Wednesday, 23 May 2012

Prague unveils monument to collaborators of Heydrich's killers

ČTK |
27 January 2011

Prague, Jan 26 (CTK) - The Prague City Hall yesterday unveiled a monument to the people who helped Czechoslovak paratroopers who killed Nazi SS-Obergruppenfuehrer Reinhard Heydrich in 1942.

The names of the 294 Czechs and Slovaks who paid with their lives for the aid are engraved in two marble steles unveiled in the courtyard of the St Cyril and St Methodius Church in Prague.

Names of the members of the anti-Nazi resistance were read at the close of the ceremony in the church in which the paratroopers were hiding after the assassination and eventually died.

The Nazi regime summarily murdered the paratroopers' families, relatives and collaborators.

"My mum was told she should not take along any things with her as she will soon return," Irena Hesova, a victim of the Nazi persecution, said about the moment she and her mother were sent to a concentration camp.

It should be stressed that in his plans, Nazi murderer Heydrich was considering the physical elimination of the Czech nation, Defence Minister Alexandr Vondra said in the opening speech.

Immediately upon taking up the post of Deputy Reich-Protector of Bohemia and Moravia, Heydrich had hundreds of members of the Czech national elite executed, Vondra said.

In their tactics to get rid the nation of leading figures, Nazis were close to the Communists who also eliminated real personalities of the nation after their 1948 take-over, Vondra said.

"We have to bear in mind this fact as this similarity is no coincidence, displayed by both totalitarian ideologies and regimes," Vondra said.

As part of the operation Anthropoid, a group of Czechoslovak paratroopers was sent by the London-based government-in-exile to help the Czech resistance movement and to kill Heydrich. They carried out the attack on Heydrich on May 27, 1942. On June 4, Heydrich succumbed to his injuries.
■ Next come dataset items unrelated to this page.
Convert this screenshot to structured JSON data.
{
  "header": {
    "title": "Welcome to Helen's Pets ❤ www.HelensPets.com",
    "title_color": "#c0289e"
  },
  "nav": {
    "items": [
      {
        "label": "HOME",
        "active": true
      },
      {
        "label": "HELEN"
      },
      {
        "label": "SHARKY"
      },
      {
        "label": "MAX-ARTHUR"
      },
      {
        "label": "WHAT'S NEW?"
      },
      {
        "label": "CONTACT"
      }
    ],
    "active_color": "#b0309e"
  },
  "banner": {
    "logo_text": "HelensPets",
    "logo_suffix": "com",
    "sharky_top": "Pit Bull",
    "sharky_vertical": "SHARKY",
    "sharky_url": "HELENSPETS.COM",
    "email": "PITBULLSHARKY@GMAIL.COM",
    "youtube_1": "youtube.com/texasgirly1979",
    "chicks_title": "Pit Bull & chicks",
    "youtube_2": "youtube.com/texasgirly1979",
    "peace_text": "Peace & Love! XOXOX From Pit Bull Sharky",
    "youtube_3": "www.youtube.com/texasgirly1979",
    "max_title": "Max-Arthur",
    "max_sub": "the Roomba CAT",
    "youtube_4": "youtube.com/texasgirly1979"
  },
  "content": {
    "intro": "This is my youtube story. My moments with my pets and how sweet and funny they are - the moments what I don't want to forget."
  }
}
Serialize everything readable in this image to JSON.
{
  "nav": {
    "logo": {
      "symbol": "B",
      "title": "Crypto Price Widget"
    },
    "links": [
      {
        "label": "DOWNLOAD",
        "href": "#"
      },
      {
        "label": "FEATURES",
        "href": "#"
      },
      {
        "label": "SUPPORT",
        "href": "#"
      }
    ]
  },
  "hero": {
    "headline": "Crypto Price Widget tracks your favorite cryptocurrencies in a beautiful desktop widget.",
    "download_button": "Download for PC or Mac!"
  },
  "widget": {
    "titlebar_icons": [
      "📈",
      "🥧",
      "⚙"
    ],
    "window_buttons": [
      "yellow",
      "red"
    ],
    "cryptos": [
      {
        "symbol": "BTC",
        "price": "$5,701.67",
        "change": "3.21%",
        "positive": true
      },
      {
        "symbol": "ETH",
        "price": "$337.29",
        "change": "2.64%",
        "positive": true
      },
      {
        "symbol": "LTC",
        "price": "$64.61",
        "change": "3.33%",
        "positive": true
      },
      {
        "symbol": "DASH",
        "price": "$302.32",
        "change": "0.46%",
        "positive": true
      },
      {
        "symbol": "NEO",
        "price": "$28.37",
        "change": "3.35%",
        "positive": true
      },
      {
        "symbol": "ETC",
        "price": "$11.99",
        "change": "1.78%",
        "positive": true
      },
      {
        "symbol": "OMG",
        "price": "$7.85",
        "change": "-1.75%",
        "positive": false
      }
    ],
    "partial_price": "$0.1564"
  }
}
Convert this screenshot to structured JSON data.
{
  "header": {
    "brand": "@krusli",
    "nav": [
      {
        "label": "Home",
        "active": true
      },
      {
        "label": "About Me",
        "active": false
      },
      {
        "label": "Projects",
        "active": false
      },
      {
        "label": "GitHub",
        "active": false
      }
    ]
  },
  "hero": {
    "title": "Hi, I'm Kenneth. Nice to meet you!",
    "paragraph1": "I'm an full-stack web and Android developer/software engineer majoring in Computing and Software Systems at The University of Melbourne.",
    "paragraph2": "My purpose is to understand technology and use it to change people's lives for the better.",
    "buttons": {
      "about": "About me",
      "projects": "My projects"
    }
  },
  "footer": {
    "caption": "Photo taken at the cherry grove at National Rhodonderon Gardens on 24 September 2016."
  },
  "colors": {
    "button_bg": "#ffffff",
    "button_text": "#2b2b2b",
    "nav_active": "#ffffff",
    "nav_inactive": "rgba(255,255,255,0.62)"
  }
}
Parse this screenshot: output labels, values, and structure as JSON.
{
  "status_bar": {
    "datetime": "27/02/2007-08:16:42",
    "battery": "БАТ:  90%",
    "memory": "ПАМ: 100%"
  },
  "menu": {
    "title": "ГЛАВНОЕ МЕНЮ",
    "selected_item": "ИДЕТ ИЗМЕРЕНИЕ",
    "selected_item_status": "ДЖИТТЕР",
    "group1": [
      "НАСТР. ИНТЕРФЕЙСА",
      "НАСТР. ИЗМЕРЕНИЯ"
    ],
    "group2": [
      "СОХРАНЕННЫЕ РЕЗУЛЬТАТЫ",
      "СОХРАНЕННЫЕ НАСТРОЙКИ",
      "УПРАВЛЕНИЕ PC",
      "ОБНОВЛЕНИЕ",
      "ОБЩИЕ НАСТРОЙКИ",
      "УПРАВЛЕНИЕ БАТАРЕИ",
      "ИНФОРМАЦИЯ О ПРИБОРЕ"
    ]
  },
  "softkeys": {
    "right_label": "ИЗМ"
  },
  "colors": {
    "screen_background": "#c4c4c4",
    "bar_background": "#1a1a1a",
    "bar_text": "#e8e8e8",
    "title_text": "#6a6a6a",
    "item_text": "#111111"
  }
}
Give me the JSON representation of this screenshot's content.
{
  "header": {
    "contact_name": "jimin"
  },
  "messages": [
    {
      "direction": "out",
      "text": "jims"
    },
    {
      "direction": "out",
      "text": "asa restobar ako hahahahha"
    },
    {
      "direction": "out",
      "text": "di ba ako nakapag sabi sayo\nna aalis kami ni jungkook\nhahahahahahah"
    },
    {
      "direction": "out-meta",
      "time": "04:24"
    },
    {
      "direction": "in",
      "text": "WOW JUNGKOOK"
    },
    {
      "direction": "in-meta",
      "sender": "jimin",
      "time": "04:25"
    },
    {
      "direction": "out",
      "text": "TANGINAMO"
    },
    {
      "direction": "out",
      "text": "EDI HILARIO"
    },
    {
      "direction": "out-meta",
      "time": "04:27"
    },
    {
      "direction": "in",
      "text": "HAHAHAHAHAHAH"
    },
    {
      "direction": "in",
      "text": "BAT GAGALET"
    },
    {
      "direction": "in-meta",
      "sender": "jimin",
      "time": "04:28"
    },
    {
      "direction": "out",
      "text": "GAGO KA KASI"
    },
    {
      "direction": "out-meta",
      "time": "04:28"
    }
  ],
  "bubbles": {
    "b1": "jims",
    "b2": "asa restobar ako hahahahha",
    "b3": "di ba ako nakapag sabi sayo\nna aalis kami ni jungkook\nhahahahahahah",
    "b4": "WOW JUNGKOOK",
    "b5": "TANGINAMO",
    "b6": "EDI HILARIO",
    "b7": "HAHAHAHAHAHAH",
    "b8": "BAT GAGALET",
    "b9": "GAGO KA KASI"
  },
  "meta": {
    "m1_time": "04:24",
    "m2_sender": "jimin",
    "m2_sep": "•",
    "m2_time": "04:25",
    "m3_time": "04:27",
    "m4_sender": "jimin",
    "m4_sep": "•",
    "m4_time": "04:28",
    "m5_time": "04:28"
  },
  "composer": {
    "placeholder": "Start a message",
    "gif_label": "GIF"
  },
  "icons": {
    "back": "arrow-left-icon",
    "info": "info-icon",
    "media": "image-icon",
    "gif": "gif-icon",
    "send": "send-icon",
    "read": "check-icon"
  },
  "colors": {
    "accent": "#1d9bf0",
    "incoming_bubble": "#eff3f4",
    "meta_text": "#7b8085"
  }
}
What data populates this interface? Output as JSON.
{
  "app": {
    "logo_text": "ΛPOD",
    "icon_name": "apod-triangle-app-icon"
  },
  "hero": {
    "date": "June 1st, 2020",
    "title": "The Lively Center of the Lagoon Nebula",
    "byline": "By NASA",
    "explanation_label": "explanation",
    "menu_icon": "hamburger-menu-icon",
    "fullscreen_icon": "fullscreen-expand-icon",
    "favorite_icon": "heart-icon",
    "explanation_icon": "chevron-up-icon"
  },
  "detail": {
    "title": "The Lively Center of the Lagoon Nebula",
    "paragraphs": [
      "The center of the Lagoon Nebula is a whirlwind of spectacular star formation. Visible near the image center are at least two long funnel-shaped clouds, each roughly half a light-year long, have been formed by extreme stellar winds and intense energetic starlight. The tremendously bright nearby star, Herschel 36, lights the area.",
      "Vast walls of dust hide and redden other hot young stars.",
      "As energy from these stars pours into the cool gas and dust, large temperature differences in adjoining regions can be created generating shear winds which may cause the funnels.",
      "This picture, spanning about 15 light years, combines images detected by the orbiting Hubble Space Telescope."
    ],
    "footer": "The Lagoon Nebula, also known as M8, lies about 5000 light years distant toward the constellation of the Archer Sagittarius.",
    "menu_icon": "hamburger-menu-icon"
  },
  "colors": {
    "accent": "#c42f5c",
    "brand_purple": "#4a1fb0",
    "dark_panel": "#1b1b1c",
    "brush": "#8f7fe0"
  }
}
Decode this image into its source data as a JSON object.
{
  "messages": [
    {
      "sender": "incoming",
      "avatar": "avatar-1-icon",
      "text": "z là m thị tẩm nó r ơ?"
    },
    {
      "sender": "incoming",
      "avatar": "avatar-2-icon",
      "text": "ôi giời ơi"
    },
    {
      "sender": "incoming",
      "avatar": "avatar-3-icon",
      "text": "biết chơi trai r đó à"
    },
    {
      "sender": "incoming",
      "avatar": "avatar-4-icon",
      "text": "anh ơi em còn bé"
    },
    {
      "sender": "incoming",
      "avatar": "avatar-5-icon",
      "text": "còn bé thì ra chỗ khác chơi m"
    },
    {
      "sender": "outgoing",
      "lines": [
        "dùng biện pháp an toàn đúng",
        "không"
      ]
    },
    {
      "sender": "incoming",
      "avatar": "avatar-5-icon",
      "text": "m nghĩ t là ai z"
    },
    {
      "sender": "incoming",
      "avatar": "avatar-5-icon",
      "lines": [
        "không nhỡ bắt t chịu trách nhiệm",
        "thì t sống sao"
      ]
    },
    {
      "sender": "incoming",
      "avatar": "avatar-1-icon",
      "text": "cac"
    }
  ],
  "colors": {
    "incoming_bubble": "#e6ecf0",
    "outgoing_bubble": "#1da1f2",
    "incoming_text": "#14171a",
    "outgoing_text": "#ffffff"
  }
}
In the aftermath of the assassination, the Nazi regime unleashed brutal reprisals. It proclaimed the martial law, started mass executions and razed two Czech villages, Lidice and Lezaky, to the ground.

The paratroopers were hiding for three weeks, eventually in the crypt of the Orthodox church in Prague. They were betrayed by one of them and the German police tracked them down. They all died in the fight.